In the end, your parents and your boyfriend's parents, even your friends, will have to accept or not accept "YOU" as you are at this point in your life. If you truly believe what you're doing is right, then don't ever change for them. Don't give in. I haven't for a quarter of a century. Sure, I've taken crap along the way, but I got real good at giving it back.
Always be polite in these social situations. Answer their questions accurately without getting them irritated, and above all, don't "preach" to them. They don't want to hear it. If they want you to educate them on veganism, feel free to do so. Another thing is, you will be the topic of conversation at these gatherings when you sit down at the table. It's as if there's nothing else to talk about except the vegan eating vegan food at the family table. Just bear it with a grin. Some may want to provoke you. Again, just find a diplomatic way out of it. You can't expect them all to like you.
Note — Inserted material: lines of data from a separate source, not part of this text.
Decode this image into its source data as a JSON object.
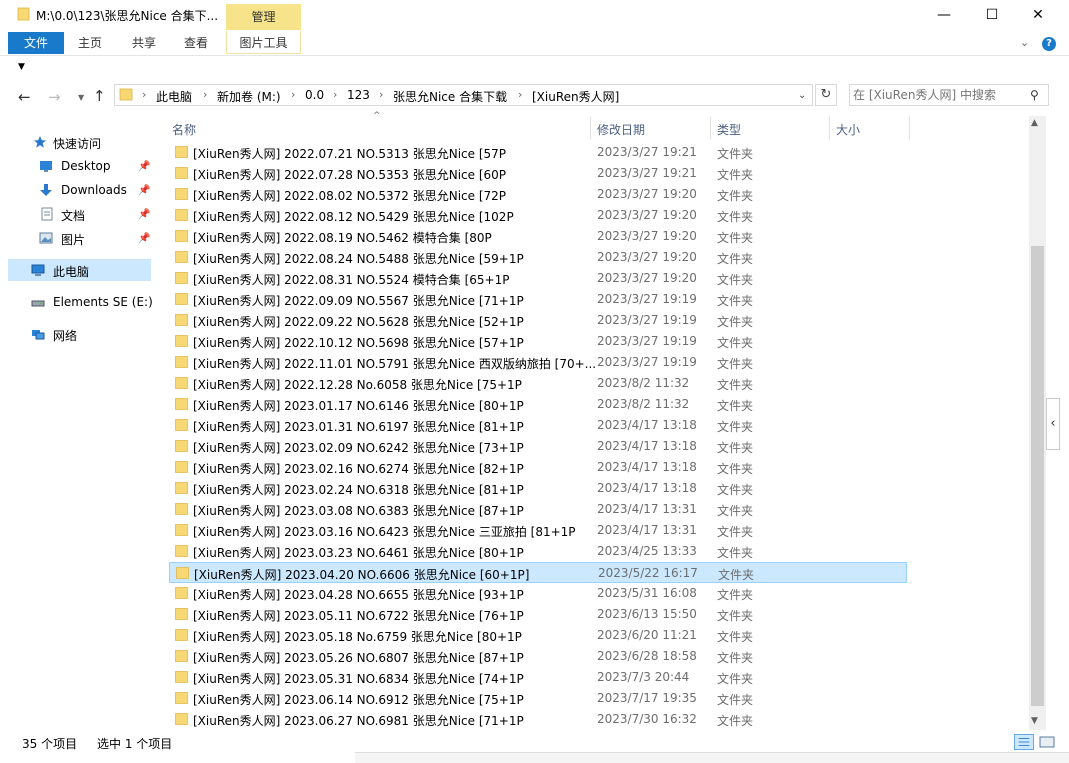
{
  "window": {
    "title": "M:\\0.0\\123\\张思允Nice 合集下...",
    "contextual_tab": "管理",
    "minimize": "—",
    "maximize": "☐",
    "close": "✕"
  },
  "ribbon": {
    "tabs": [
      "文件",
      "主页",
      "共享",
      "查看",
      "图片工具"
    ],
    "help": "?"
  },
  "address": {
    "crumbs": [
      "此电脑",
      "新加卷 (M:)",
      "0.0",
      "123",
      "张思允Nice 合集下载",
      "[XiuRen秀人网]"
    ]
  },
  "search": {
    "placeholder": "在 [XiuRen秀人网] 中搜索"
  },
  "navpane": {
    "items": [
      {
        "label": "快速访问"
      },
      {
        "label": "Desktop"
      },
      {
        "label": "Downloads"
      },
      {
        "label": "文档"
      },
      {
        "label": "图片"
      },
      {
        "label": "此电脑"
      },
      {
        "label": "Elements SE (E:)"
      },
      {
        "label": "网络"
      }
    ]
  },
  "columns": {
    "name": "名称",
    "date": "修改日期",
    "type": "类型",
    "size": "大小"
  },
  "files": [
    {
      "name": "[XiuRen秀人网] 2022.07.21 NO.5313 张思允Nice [57P",
      "date": "2023/3/27 19:21",
      "type": "文件夹"
    },
    {
      "name": "[XiuRen秀人网] 2022.07.28 NO.5353 张思允Nice [60P",
      "date": "2023/3/27 19:21",
      "type": "文件夹"
    },
    {
      "name": "[XiuRen秀人网] 2022.08.02 NO.5372 张思允Nice [72P",
      "date": "2023/3/27 19:20",
      "type": "文件夹"
    },
    {
      "name": "[XiuRen秀人网] 2022.08.12 NO.5429 张思允Nice [102P",
      "date": "2023/3/27 19:20",
      "type": "文件夹"
    },
    {
      "name": "[XiuRen秀人网] 2022.08.19 NO.5462 模特合集 [80P",
      "date": "2023/3/27 19:20",
      "type": "文件夹"
    },
    {
      "name": "[XiuRen秀人网] 2022.08.24 NO.5488 张思允Nice [59+1P",
      "date": "2023/3/27 19:20",
      "type": "文件夹"
    },
    {
      "name": "[XiuRen秀人网] 2022.08.31 NO.5524 模特合集 [65+1P",
      "date": "2023/3/27 19:20",
      "type": "文件夹"
    },
    {
      "name": "[XiuRen秀人网] 2022.09.09 NO.5567 张思允Nice  [71+1P",
      "date": "2023/3/27 19:19",
      "type": "文件夹"
    },
    {
      "name": "[XiuRen秀人网] 2022.09.22 NO.5628 张思允Nice [52+1P",
      "date": "2023/3/27 19:19",
      "type": "文件夹"
    },
    {
      "name": "[XiuRen秀人网] 2022.10.12 NO.5698 张思允Nice [57+1P",
      "date": "2023/3/27 19:19",
      "type": "文件夹"
    },
    {
      "name": "[XiuRen秀人网] 2022.11.01 NO.5791 张思允Nice 西双版纳旅拍 [70+...",
      "date": "2023/3/27 19:19",
      "type": "文件夹"
    },
    {
      "name": "[XiuRen秀人网] 2022.12.28 No.6058 张思允Nice [75+1P",
      "date": "2023/8/2 11:32",
      "type": "文件夹"
    },
    {
      "name": "[XiuRen秀人网] 2023.01.17 NO.6146 张思允Nice [80+1P",
      "date": "2023/8/2 11:32",
      "type": "文件夹"
    },
    {
      "name": "[XiuRen秀人网] 2023.01.31 NO.6197 张思允Nice [81+1P",
      "date": "2023/4/17 13:18",
      "type": "文件夹"
    },
    {
      "name": "[XiuRen秀人网] 2023.02.09 NO.6242 张思允Nice [73+1P",
      "date": "2023/4/17 13:18",
      "type": "文件夹"
    },
    {
      "name": "[XiuRen秀人网] 2023.02.16 NO.6274 张思允Nice [82+1P",
      "date": "2023/4/17 13:18",
      "type": "文件夹"
    },
    {
      "name": "[XiuRen秀人网] 2023.02.24 NO.6318 张思允Nice [81+1P",
      "date": "2023/4/17 13:18",
      "type": "文件夹"
    },
    {
      "name": "[XiuRen秀人网] 2023.03.08 NO.6383 张思允Nice [87+1P",
      "date": "2023/4/17 13:31",
      "type": "文件夹"
    },
    {
      "name": "[XiuRen秀人网] 2023.03.16 NO.6423 张思允Nice 三亚旅拍 [81+1P",
      "date": "2023/4/17 13:31",
      "type": "文件夹"
    },
    {
      "name": "[XiuRen秀人网] 2023.03.23 NO.6461 张思允Nice [80+1P",
      "date": "2023/4/25 13:33",
      "type": "文件夹"
    },
    {
      "name": "[XiuRen秀人网] 2023.04.20 NO.6606 张思允Nice [60+1P]",
      "date": "2023/5/22 16:17",
      "type": "文件夹",
      "selected": true
    },
    {
      "name": "[XiuRen秀人网] 2023.04.28 NO.6655 张思允Nice [93+1P",
      "date": "2023/5/31 16:08",
      "type": "文件夹"
    },
    {
      "name": "[XiuRen秀人网] 2023.05.11 NO.6722 张思允Nice [76+1P",
      "date": "2023/6/13 15:50",
      "type": "文件夹"
    },
    {
      "name": "[XiuRen秀人网] 2023.05.18 No.6759 张思允Nice [80+1P",
      "date": "2023/6/20 11:21",
      "type": "文件夹"
    },
    {
      "name": "[XiuRen秀人网] 2023.05.26 NO.6807 张思允Nice [87+1P",
      "date": "2023/6/28 18:58",
      "type": "文件夹"
    },
    {
      "name": "[XiuRen秀人网] 2023.05.31 NO.6834 张思允Nice [74+1P",
      "date": "2023/7/3 20:44",
      "type": "文件夹"
    },
    {
      "name": "[XiuRen秀人网] 2023.06.14 NO.6912 张思允Nice [75+1P",
      "date": "2023/7/17 19:35",
      "type": "文件夹"
    },
    {
      "name": "[XiuRen秀人网] 2023.06.27 NO.6981 张思允Nice [71+1P",
      "date": "2023/7/30 16:32",
      "type": "文件夹"
    }
  ],
  "status": {
    "count": "35 个项目",
    "selection": "选中 1 个项目"
  },
  "icons": {
    "folder": "folder-icon",
    "star": "quick-access-star-icon",
    "desktop": "desktop-icon",
    "downloads": "download-arrow-icon",
    "documents": "document-icon",
    "pictures": "picture-icon",
    "computer": "computer-icon",
    "drive": "drive-icon",
    "network": "network-icon",
    "pin": "pin-icon",
    "search": "search-icon",
    "refresh": "refresh-icon"
  },
  "colors": {
    "accent": "#1979ca",
    "selection": "#cce8ff",
    "folder": "#f8d775",
    "manage_tab": "#f7e38a"
  }
}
Remember, they're taking the easy, cruel, and toxic way out.
As for going out to restaurants, there's a great site that'll list all the vegan, vegan friendly, or vegetarian eateries in your area. Just type in your zip code and see what comes up: http://www.happycow.net/
They also have an Android app for your phone or tablet, although I'm not sure if there's one for Apple's iOS. Another one to try: http://supervegan.com/
If you have to go to a restaurant that's not vegan friendly, you can always ask for vegetables, pasta (no egg), and beans. Call ahead and ask if you can bring your own protein to add to your dish. Who cares what anyone says. Think as if you are training them. You are teaching them a better way. Let them stare, make comments, or ask questions. Your feelings of uneasiness will eventually go away. You just have to laugh in the end.
Good luck and if you have any follow up questions, feel free to ask them.